En revanche, la défense peut se réjouir dorénavant de voir l’hypothèse d’un recours à la théorie de « l’entreprise criminelle conjointe » écartée, à tout le moins lors du premier procès.

L’avocat François Roux s’en était inquiété, estimant qu’il s’agissait là de la part du procureur d’une tentative de « détournement de procédure », visant à incriminer les acteurs du deuxième procès – les quatre plus haut responsables encore vivants : Leng Sary et son épouse Thirith, Nuon Chea et l’ancien chef d’Etat Khieu Samphan- avant même que ceux-ci n’ait été amenés à s’exprimer publiquement.

Or il a été admis d’emblée que les procès se dérouleraient en deux temps, de façon à faire comparaître d’abord le tortionnaire de Tuol Sleng pour les faits commis dans ce centre de détention, et uniquement pour cela, et de juger ensuite les quatre hauts responsables lors d’un second procès.

Les incertitudes demeurent pour le deuxième procès

Parmi les représentants des parties civiles, certains déploraient l’éventualité d’un recours à cette théorie de l’« entreprise criminelle conjointe », de peur d’assister de ce fait à un nouveau retard de l’ouverture du premier procès. Mais pour d’autres, désireux de s’assurer que les plus hauts responsables n’échappent pas à la justice, le recours à cette modalité d’accusation aurait constitué une certaine garantie de voir un jour les quatre accusés répondre de leurs crimes.

De fait, rien est encore joué. D’autant que les quatre accusés du deuxième procès continuent de nier en bloc les faits qui leur sont reprochés, affirmant avoir ignoré les horreurs commises pendant ces années sous la houlette de Pol Pot, le chef khmer rouge décédé en 1998. Qui plus est, la défense, et plus particulièrement l’avocat français, Jacques Vergès, met tout en œuvre pour exploiter certains défauts de procédure, réclamant notamment la traduction en français de milliers de documents versés aux dossiers en langue khmère et en anglais.

Facteur aggravant, si le plus jeune des accusés passe le premier en justice, ses responsables sont eux âgés d’une vingtaine d’années de plus et risquent à tout moment de s’éteindre avant que la lumière ne soit faite sur leurs responsabilités.
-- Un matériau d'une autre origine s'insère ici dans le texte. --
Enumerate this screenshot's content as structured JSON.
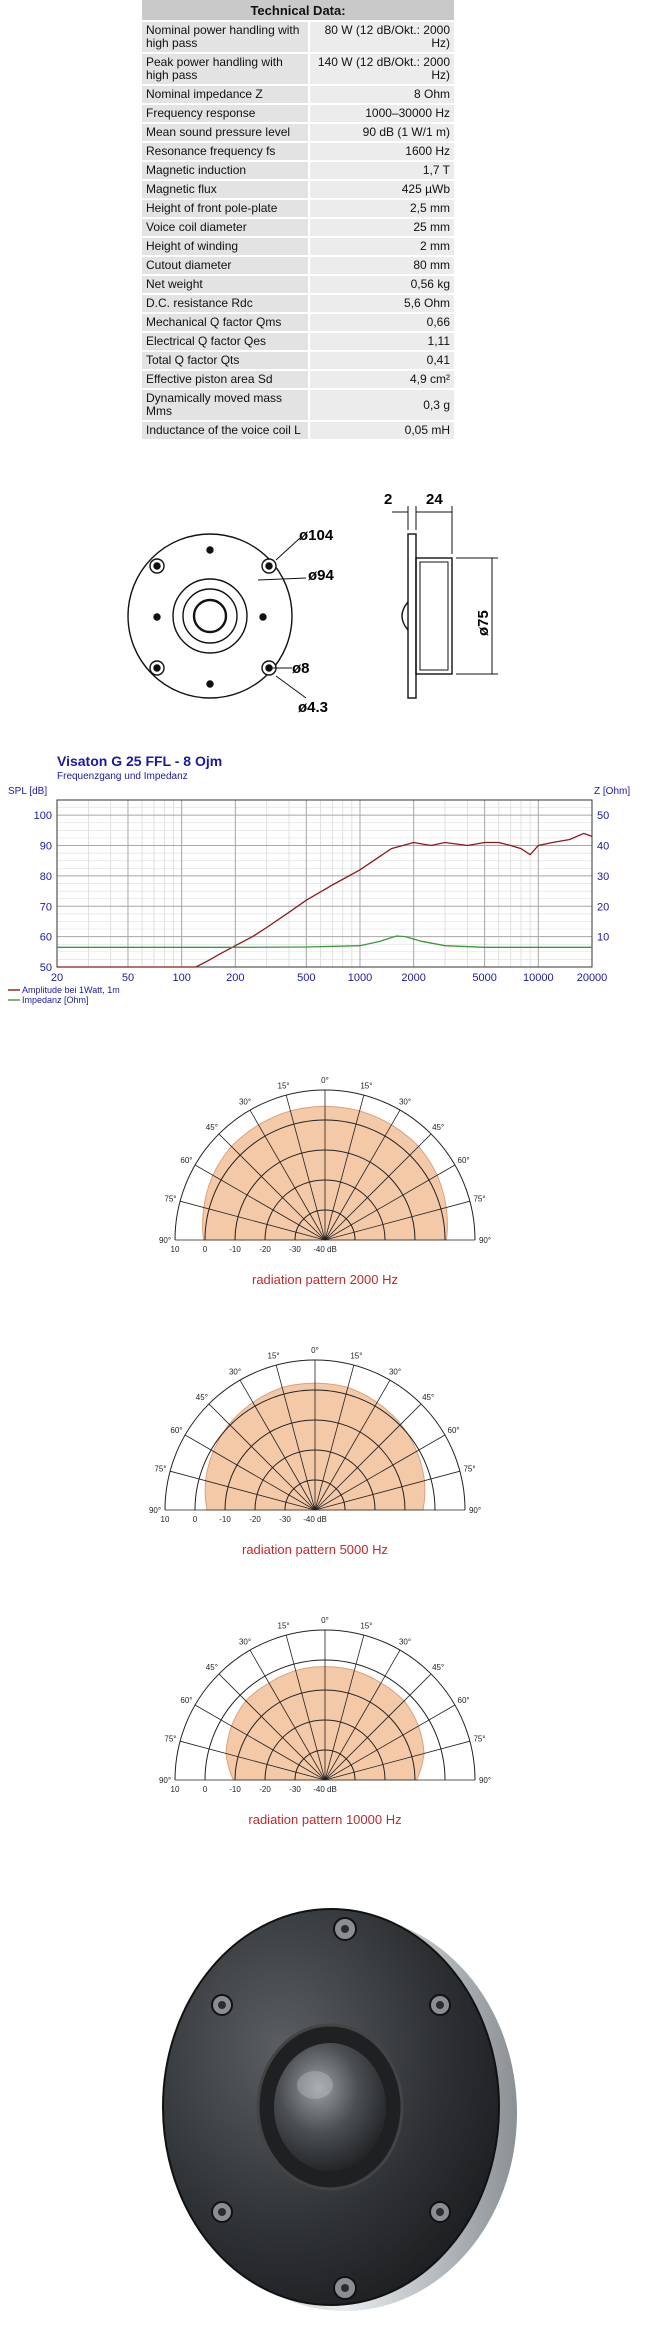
{
  "spec_table": {
    "title": "Technical Data:",
    "rows": [
      [
        "Nominal power handling with high pass",
        "80 W (12 dB/Okt.: 2000 Hz)"
      ],
      [
        "Peak power handling with high pass",
        "140 W (12 dB/Okt.: 2000 Hz)"
      ],
      [
        "Nominal impedance Z",
        "8 Ohm"
      ],
      [
        "Frequency response",
        "1000–30000 Hz"
      ],
      [
        "Mean sound pressure level",
        "90 dB (1 W/1 m)"
      ],
      [
        "Resonance frequency fs",
        "1600 Hz"
      ],
      [
        "Magnetic induction",
        "1,7 T"
      ],
      [
        "Magnetic flux",
        "425 µWb"
      ],
      [
        "Height of front pole-plate",
        "2,5 mm"
      ],
      [
        "Voice coil diameter",
        "25 mm"
      ],
      [
        "Height of winding",
        "2 mm"
      ],
      [
        "Cutout diameter",
        "80 mm"
      ],
      [
        "Net weight",
        "0,56 kg"
      ],
      [
        "D.C. resistance Rdc",
        "5,6 Ohm"
      ],
      [
        "Mechanical Q factor Qms",
        "0,66"
      ],
      [
        "Electrical Q factor Qes",
        "1,11"
      ],
      [
        "Total Q factor Qts",
        "0,41"
      ],
      [
        "Effective piston area Sd",
        "4,9 cm²"
      ],
      [
        "Dynamically moved mass Mms",
        "0,3 g"
      ],
      [
        "Inductance of the voice coil L",
        "0,05 mH"
      ]
    ]
  },
  "drawing": {
    "d104": "ø104",
    "d94": "ø94",
    "d8": "ø8",
    "d43": "ø4.3",
    "dim2": "2",
    "dim24": "24",
    "d75": "ø75"
  },
  "chart_data": {
    "type": "line",
    "title": "Visaton G 25 FFL - 8 Ojm",
    "subtitle": "Frequenzgang und Impedanz",
    "ylabel": "SPL [dB]",
    "y2label": "Z [Ohm]",
    "xscale": "log",
    "xlim": [
      20,
      20000
    ],
    "ylim": [
      50,
      105
    ],
    "y2lim": [
      0,
      55
    ],
    "xticks": [
      "20",
      "50",
      "100",
      "200",
      "500",
      "1000",
      "2000",
      "5000",
      "10000",
      "20000"
    ],
    "yticks": [
      "50",
      "60",
      "70",
      "80",
      "90",
      "100"
    ],
    "y2ticks": [
      "10",
      "20",
      "30",
      "40",
      "50"
    ],
    "grid": true,
    "series": [
      {
        "name": "Amplitude bei 1Watt, 1m",
        "color": "#8b1a1a",
        "axis": "left",
        "x": [
          20,
          100,
          120,
          140,
          160,
          200,
          250,
          300,
          400,
          500,
          700,
          1000,
          1500,
          2000,
          2500,
          3000,
          4000,
          5000,
          6000,
          7000,
          8000,
          9000,
          10000,
          12000,
          15000,
          18000,
          20000
        ],
        "y": [
          50,
          50,
          50,
          52,
          54,
          57,
          60,
          63,
          68,
          72,
          77,
          82,
          89,
          91,
          90,
          91,
          90,
          91,
          91,
          90,
          89,
          87,
          90,
          91,
          92,
          94,
          93
        ]
      },
      {
        "name": "Impedanz [Ohm]",
        "color": "#3a9a3a",
        "axis": "right",
        "x": [
          20,
          100,
          200,
          500,
          1000,
          1300,
          1600,
          1800,
          2200,
          3000,
          5000,
          10000,
          20000
        ],
        "y": [
          6.5,
          6.5,
          6.5,
          6.6,
          7,
          8.5,
          10.2,
          10,
          8.5,
          7,
          6.5,
          6.5,
          6.5
        ]
      }
    ]
  },
  "polar_common": {
    "angle_labels": [
      "0°",
      "15°",
      "15°",
      "30°",
      "30°",
      "45°",
      "45°",
      "60°",
      "60°",
      "75°",
      "75°",
      "90°",
      "90°"
    ],
    "db_labels": [
      "10",
      "0",
      "-10",
      "-20",
      "-30",
      "-40 dB"
    ]
  },
  "polar_plots": [
    {
      "caption": "radiation pattern 2000 Hz",
      "level": [
        0.99,
        0.99,
        0.985,
        0.98,
        0.96,
        0.93,
        0.9
      ]
    },
    {
      "caption": "radiation pattern 5000 Hz",
      "level": [
        0.94,
        0.94,
        0.92,
        0.9,
        0.87,
        0.84,
        0.8
      ]
    },
    {
      "caption": "radiation pattern 10000 Hz",
      "level": [
        0.84,
        0.84,
        0.83,
        0.83,
        0.8,
        0.76,
        0.68
      ]
    }
  ]
}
C’est une crainte majeure des parties civiles qui s’exaspèrent de voir la défense gagner du temps, pour permettre aux quatres accusés de disparaître avant même d’avoir été traduits en justice.

Le facteur temps, une donnée importante pour les accusés comme pour les victimes

Ironie extrême, les victimes  qui sont aujourd’hui 38 à se porter parties civiles, mais sont des milliers d’autres à attendre dans l’ombre le résultat de ces procès assistent aux efforts fournis par la communauté internationale afin de ménager la santé des accusés, tandis que de leur côté, malgré les séquelles des tortures infligées sous le régime de Pol Pot, elles ne bénéficient bien souvent d’aucune aide pour subvenir à leurs besoins et tenter d’effacer les traces des souffrances endurées.
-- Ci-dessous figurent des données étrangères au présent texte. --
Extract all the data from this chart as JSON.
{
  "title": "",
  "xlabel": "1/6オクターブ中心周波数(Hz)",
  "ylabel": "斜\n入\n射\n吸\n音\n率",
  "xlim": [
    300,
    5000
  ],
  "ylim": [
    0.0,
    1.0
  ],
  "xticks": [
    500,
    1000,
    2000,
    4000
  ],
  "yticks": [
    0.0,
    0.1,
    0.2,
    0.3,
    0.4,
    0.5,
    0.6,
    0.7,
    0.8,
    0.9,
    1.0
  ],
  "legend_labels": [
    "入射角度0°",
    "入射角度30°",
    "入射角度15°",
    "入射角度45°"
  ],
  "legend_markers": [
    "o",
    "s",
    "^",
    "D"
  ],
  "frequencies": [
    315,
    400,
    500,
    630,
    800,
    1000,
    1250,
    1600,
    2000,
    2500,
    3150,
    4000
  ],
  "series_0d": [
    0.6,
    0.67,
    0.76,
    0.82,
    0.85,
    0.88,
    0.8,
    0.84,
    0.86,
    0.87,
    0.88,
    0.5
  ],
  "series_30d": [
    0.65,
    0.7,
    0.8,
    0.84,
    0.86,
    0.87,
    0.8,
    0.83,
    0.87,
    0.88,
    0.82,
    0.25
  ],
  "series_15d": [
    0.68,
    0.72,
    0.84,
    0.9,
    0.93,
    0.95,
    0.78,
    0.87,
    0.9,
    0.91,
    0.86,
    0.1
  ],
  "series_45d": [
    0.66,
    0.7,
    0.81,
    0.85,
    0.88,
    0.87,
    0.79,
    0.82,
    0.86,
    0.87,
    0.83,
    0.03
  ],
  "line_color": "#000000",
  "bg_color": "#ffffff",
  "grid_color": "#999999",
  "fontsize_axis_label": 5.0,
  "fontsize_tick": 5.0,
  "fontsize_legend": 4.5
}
Les victimes sont ainsi face à un dilemme : il y a pour elles urgence à voir démarrer les audiences publiques, mais à précipiter le mouvement, l’on risque de se priver des instruments visant à démontrer l’implication des plus hauts responsables dans des faits précis, comme l’exige le droit.

A moins qu’à l’issue du premier procès qui pourrait se tenir dans les mois qui viennent, le débat s’ouvre de nouveau sur la notion d’entreprise criminelle conjointe, appliquée cette fois aux accusés du deuxième procès.
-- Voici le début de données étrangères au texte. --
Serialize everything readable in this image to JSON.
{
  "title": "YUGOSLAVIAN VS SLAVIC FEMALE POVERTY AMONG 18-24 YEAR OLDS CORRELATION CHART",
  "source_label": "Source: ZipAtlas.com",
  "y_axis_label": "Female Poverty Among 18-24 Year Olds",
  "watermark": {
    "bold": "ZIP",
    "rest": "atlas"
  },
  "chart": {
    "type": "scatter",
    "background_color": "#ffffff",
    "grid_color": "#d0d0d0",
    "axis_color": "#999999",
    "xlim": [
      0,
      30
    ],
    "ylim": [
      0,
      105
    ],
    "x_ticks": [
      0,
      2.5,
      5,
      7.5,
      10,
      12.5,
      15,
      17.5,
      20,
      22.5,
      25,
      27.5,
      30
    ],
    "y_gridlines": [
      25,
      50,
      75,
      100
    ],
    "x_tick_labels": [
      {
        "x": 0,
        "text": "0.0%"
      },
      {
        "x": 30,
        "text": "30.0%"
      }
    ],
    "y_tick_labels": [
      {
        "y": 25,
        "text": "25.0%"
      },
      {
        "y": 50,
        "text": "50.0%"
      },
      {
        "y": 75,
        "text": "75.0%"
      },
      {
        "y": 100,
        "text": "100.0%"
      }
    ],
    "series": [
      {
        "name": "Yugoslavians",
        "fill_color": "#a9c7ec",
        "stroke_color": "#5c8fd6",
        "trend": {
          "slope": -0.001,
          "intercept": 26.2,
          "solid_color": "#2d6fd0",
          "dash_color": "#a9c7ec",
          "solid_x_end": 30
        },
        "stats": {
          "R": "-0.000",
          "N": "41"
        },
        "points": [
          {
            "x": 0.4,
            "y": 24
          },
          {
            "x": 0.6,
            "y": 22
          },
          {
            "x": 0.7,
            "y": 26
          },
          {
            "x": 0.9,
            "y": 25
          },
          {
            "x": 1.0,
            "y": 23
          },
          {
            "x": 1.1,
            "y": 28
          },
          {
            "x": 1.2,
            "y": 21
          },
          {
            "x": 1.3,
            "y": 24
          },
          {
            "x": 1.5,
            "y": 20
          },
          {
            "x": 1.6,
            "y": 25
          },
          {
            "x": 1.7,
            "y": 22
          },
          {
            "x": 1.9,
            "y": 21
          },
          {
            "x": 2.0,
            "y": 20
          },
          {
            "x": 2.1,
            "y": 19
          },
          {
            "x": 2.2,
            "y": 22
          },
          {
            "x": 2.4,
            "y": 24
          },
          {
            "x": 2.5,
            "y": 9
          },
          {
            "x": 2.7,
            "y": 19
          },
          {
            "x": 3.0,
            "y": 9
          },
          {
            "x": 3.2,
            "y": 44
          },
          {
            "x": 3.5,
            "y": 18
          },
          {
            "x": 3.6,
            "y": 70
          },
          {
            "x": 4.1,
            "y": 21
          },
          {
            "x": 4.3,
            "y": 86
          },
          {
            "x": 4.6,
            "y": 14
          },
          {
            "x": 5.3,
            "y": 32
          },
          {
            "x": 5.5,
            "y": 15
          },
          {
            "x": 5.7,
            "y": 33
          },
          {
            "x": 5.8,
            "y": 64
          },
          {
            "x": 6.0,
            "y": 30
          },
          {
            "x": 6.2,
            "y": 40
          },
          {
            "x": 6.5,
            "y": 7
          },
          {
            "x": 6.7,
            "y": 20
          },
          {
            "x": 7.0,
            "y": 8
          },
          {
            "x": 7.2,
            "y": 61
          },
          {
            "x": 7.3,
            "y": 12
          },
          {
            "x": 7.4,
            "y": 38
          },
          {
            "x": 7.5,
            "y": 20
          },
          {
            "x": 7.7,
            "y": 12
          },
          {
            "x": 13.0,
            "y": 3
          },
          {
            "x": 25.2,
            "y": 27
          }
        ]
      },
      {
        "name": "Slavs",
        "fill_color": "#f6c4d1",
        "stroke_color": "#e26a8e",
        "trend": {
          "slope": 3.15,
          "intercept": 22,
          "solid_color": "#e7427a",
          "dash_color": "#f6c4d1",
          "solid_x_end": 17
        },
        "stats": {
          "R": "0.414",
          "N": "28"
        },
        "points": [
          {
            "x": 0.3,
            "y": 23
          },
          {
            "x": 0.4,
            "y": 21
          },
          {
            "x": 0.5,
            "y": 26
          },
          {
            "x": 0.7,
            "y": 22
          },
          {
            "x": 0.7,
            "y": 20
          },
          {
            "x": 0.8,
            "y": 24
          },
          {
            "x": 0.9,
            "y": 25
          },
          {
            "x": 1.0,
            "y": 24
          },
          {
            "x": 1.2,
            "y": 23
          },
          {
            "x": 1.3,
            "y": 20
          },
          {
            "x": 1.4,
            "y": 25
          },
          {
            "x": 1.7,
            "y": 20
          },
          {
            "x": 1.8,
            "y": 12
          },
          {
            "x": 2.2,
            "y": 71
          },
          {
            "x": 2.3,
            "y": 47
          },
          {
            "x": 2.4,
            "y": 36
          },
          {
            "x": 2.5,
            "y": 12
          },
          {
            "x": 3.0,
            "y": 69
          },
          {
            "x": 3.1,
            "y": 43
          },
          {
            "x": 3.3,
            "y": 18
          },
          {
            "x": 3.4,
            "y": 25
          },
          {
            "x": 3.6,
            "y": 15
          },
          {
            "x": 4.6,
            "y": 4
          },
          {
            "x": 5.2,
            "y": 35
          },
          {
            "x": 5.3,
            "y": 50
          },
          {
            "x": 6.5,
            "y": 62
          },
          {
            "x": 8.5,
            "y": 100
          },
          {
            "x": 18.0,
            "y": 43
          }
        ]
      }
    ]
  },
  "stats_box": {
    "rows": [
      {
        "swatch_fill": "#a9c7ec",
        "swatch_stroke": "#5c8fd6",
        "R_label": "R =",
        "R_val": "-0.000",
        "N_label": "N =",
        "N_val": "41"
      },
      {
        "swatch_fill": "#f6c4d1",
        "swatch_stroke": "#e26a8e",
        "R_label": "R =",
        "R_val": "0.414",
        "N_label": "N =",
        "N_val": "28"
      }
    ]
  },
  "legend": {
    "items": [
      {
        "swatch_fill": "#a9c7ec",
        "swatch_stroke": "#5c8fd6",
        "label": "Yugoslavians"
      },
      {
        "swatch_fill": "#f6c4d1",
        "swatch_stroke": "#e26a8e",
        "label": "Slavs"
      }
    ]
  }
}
Les parties prenante s’interrogent :  était-ce alors bien nécessaire de soulever la question dès le mois d’août, quitte à perdre des mois avant le démarrage du procès de Duch ?

Ce délai illustre s’il en était besoin les difficultés de ce tribunal mixte, associant pratiques de divers horizons juridiques : d’une part la common law pratiquée dans les pays anglo-saxons et, jusque-là, dans la plupart des procès internationaux – une pratique qui se passe de l’existence du juge d’instruction – et d’autre part la civil law à la française, également pratiquée au Cambodge, qui se targue d’accorder une place plus importante à la participation des victimes, et démarre à l’issue d’une instruction menée dans le plus grand secret.